Thursday, 4 March 2010

Return of the natives

Last night Alison and I went to a meeting in central London on setting up a co-housing project. This is where a group of like minded people get together and buy a large place together (possibly ex-industrial) and either convert it or rebuild with a view to producing a range of homes with a set of community shared facilities. So, we would share gardens and growing facilities, eco-friendly systems such as wind generators and solar panels, etc and some communal gathering, eating and work/creative spaces, etc. There would also be space for a library and some guest suits – Student Cross reunions with parties in the common room would be awesome!!! There would also be good economies of scale with regard to buying in bulk, car shares, etc.. It all sounded very interesting and we will explore it further but couldn’t do more than express our interest as we are not going to be around for a few months!
It set us thinking about our return. We know that the effect of being on the road for several months will be very interesting, to say the least. In conversation with friends who have done similar things we have heard about how you return and open your wardrobe, look at the clothes inside and wonder why you have so much – what are you going to do with all this stuff??? It also leaves you feeling like you should be on the go, moving to the next place, etc.

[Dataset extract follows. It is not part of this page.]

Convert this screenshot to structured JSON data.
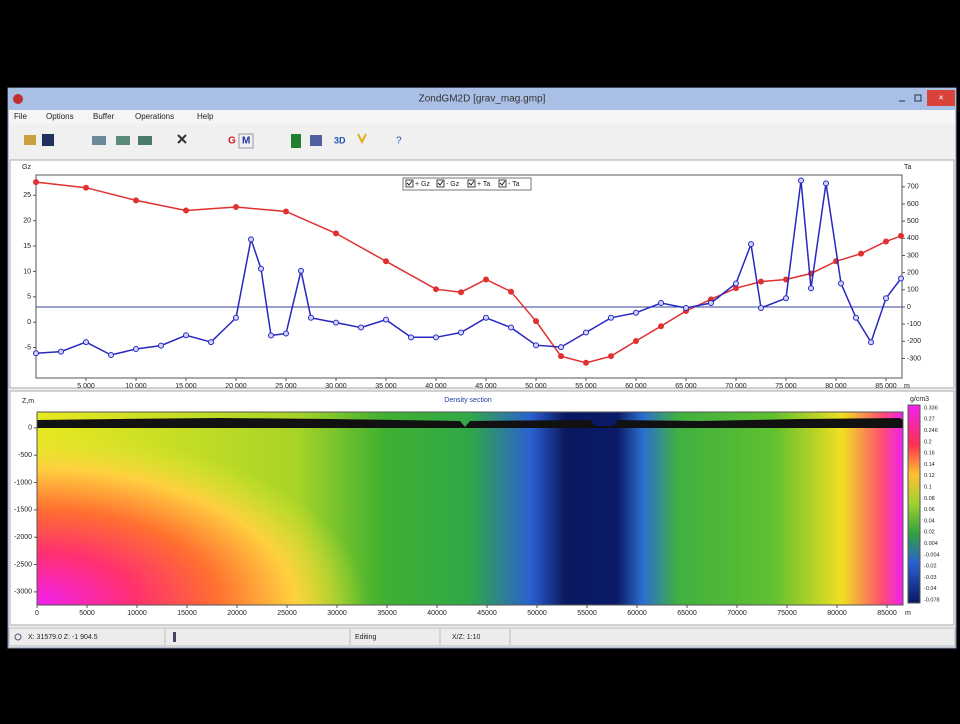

Part of the advice we have received suggests that we should take a couple of days to return home. “Don’t fly,” they say, “take a train, take some time and gradually work your way back into your old life.” I think we may take that advice, too. According to our timetable, we should be entering Santiago around the 20th of July so that would give us time to get home and settled before my birthday which just happens to be on St James’ Day. Of course, as this is a Jubilee year it means that St James’ Day is on a Sunday.
In reality, I expect that the effects of the walk will actually be quite profound and long lasting (hopefully not in a negative way) and that what will happen is that our already apparently simple lives will seem far too complicated and encumbered and we will seek to live more simply and possibly with far less things. Although I cannot believe that I will want to shed any of our books! Rather, I expect to fall upon them with glee having been restricted in that area due to circumstances!
So, thinking about what we will do on our return and considering co-housing projects as a way forward seem like compatible things. Of course, it is something that Alison and I have looked at in a variety of different guises over the years and I have put together a variety of different models for this. It is very gratifying (and scary) to discover that the ideas I have been playing with have been tried and tested and appear to work. The restrictions stemming from the ridiculous price of property in this country and the complete lack of government support for such ideas have put paid to a lot of efforts in the UK but in other countries the idea flourishes and grows. Perhaps if we cannot do it in London we will have to go into Europe and join a project in Paris or Amsterdam.... And perhaps we will still have regular visitors even if we do slip away for a simpler urban life in foreign climes! What Ho ... we haven’t even started the walk yet!